The proliferation of electronics in automotive—to provide active safety in vehicles, for example—has demanded evolving strategies for automated test. Plenty of standard features and options make cars safer to drive. ABS and air bags are obvious, but also systems that alert drivers when vehicles are in their blind spot, adaptive cruise control, and many others.
With the array of the features and options available in vehicles, during development, an ECU is typically exercised by a test system that simulates the real-world environment in which it will operate. This is known as hardware-in-the-loop simulation (HiLS). Stimulus instrumentation simulates the ECU’s sensor inputs, while measurement instrumentation is used to capture and verify its control outputs. Safety-critical controllers go through a certification process where a series of faults are introduced, and the ECU’s responses are checked, to verify that it operates in a safe and predictable manner.

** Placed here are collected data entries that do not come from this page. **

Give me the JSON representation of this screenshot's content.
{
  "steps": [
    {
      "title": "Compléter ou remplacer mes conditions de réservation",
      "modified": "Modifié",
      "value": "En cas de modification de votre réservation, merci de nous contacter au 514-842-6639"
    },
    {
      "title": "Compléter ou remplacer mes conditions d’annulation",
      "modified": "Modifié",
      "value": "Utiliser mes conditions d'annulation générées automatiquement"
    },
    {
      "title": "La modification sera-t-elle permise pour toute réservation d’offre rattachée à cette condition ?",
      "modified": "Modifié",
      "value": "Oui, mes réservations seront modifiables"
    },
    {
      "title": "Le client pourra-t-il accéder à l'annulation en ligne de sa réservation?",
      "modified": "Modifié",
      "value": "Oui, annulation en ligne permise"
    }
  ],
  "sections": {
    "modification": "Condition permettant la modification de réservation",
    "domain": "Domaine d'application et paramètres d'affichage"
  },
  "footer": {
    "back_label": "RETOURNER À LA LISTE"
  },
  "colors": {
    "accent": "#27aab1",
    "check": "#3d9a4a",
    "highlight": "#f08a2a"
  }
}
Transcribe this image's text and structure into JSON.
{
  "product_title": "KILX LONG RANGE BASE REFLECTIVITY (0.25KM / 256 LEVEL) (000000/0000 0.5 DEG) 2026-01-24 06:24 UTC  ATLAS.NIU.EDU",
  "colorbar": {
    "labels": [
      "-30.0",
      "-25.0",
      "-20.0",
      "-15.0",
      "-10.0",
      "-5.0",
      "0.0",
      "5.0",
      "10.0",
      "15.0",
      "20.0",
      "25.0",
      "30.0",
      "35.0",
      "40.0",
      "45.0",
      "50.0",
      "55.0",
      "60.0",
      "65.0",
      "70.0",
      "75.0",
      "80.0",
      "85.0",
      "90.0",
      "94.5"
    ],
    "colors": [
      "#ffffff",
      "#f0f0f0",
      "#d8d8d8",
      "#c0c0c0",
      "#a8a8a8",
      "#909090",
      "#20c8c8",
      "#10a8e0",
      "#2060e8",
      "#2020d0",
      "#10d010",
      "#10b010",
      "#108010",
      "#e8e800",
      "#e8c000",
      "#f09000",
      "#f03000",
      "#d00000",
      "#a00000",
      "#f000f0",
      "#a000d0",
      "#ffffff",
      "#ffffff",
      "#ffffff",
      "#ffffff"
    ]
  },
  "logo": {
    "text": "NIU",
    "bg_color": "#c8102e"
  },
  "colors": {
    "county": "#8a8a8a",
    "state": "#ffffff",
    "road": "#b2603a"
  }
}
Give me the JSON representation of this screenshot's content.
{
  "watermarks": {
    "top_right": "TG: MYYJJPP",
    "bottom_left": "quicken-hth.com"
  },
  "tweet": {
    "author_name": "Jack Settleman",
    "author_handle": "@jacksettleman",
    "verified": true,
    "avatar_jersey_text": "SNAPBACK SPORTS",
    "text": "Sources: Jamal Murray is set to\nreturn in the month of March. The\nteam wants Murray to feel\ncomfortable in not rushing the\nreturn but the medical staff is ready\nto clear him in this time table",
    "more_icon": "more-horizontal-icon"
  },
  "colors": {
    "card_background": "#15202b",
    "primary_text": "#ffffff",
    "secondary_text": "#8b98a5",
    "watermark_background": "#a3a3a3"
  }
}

To inject faults, a manual patch panel is often employed. Cables are used to connect the ECU’s I/O lines to stimulus and measurement instrumentation. I/O lines may be disconnected to simulate open-circuits or tied together to simulate short-circuits to ground, voltage sources, or other I/O lines. Engineers move the patch cables to simulate desired faults and then measure the results.
However, this approach has inherent disadvantages, including size, as patch panels tend to be large. Operation is also slow and prone to error, leading to a lack of repeatability. Being able to rapidly and precisely reproduce failed test conditions is a major advantage, so automating this type of test helps produce a traceable report, free from human error.
Therefore, software control of both instrument routing and insertion of real-time electrical faults greatly enhances the testing process. The principle of fault insertion is simple: switch modules intercept wires between the test system and ECU, and either pass the signals through unchanged or add a range of fault conditions.
Fault Insertion switching—such as that offered by Pickering Interfaces—Is a vital feature of ECU test and verification strategy, especially in safety-critical applications.